Segunda-Feira:
Cheguei na firma e já adorei. Entrei no elevador, quase no mesmo instante
que o homem mais lindo desse planeta. Ele é loiro, tem olhos verdes e o
corpo musculoso parece querer arrebentar o terno. Lindooooo! Estou
apaixonada. Olhei disfarçadamente a hora no meu relógio de pulso e fiz uma
promessa de estar parada defronte ao elevador todos os dias a essa mesma
hora. Ele desceu no andar da engenharia. Conheci o pessoal do setor, todos
foram atenciosos comigo. Até o meu chefe foi super delicado. Estou
maravilhada com essa cidade. Cheguei em casa e comi comida enlatada. Amanhã
vou a um mercado comprar alguma coisa.
Terça-Feira:
Amiga! Precisava contar. Sabe aquele homem de quem falei? Ele olhou para
mim e sorriu quando entramos no elevador. Fiquei sem ação e baixei a
cabeça. Como sou burra! Passei o dia no trabalho pensando que preciso fazer
um regime. Me olhei no espelho hoje de manhã e estou com uma barriguinha
indiscreta. Fui no mercado e só comprei coisinhas leves:biscoitos, legumes
e chás. Resolvido! Estou de dieta.
Quarta-Feira:
Acordei com dor-de-cabeça. Acho que foi a folha de alface ou o biscoito do
jantar. Preciso manter-me firme na dieta. Quero emagrecer dois quilos até o
fim-de-semana. Ah! O nome dele é Marcelo. Ouvi um amigo dele falando com
ele no elevador. E ainda tem mais: ele desmanchou o noivado há dois meses e
está sozinho. Consegui sorrir para ele quando entrou no elevador e me
cumprimentou. Estou progredindo, né?
Como faço para me insinuar sem parecer vulgar? Comprei um vestido dois
números menor que o meu. Será a minha meta.
Quinta-Feira:
O Marcelo me cumprimentou ao entrar no elevador. Seu sorriso iluminou tudo!
Ele me perguntou se eu era a arquiteta que viera transferida de Brasília e
eu só fiz: "U-hum"...Ele me perguntou se eu estava gostando do Rio e eu
disse: "U-hum". Aí ele perguntou se eu já havia estado antes aqui e eu
disse: "U-hum". Então ele perguntou se eu só sabia falar "U-hum" e eu
respondi: "Ã-hã". Será que fui muito evasiva? Será que eu deveria ter
falado um pouco mais? Ai, amiga! Estou tão apaixonada! Estou resolvida!

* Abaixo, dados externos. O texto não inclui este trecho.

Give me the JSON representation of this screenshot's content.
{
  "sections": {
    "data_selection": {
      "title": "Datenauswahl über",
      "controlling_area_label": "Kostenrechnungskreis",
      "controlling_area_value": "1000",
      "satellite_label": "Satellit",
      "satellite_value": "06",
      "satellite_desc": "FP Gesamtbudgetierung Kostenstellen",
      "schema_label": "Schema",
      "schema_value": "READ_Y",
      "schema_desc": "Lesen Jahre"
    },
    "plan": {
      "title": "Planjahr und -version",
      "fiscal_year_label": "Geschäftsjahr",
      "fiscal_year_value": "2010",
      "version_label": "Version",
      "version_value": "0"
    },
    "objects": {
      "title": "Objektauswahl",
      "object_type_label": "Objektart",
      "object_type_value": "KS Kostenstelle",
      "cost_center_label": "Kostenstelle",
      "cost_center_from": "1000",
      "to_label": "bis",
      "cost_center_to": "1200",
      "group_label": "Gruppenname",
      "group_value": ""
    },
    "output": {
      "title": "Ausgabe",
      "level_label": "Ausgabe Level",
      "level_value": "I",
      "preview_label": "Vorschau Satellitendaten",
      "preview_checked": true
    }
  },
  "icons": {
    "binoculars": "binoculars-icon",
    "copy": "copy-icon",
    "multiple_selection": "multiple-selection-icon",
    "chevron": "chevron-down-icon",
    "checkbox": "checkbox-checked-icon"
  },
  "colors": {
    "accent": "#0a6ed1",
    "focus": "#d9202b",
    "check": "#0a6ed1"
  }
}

Amanhã vou perguntar se ele não gostaria de me mostrar o Rio de Janeiro no
final de semana. Quanto ao resto, bem... ando com
muita enxaqueca. Acho que vou quebrar meu regime hoje. Estou fazendo uma
sopa de legumes. Espero que não me engorde demais.
Sexta-Feira:
Amiga! Estou arruinada! Ontem à noite não resisti e me empanturrei.
Coloquei bastante batata-doce na sopa, além de couve, repolho e beterraba.
Menina, saí de casa que parecia um caminhão de lixo. Como eu
peidava! (nossa! Você não imagina a minha vergonha de contar isto, mas se
eu não desabafar, vou me jogar pela janela!). No metrô, durante o trajeto
para o trabalho, bastava um solavanco para eu soltar um futum que nem eu
mesma suportava. Teve um momento em que alguém dentro do trem gritou: "Aí!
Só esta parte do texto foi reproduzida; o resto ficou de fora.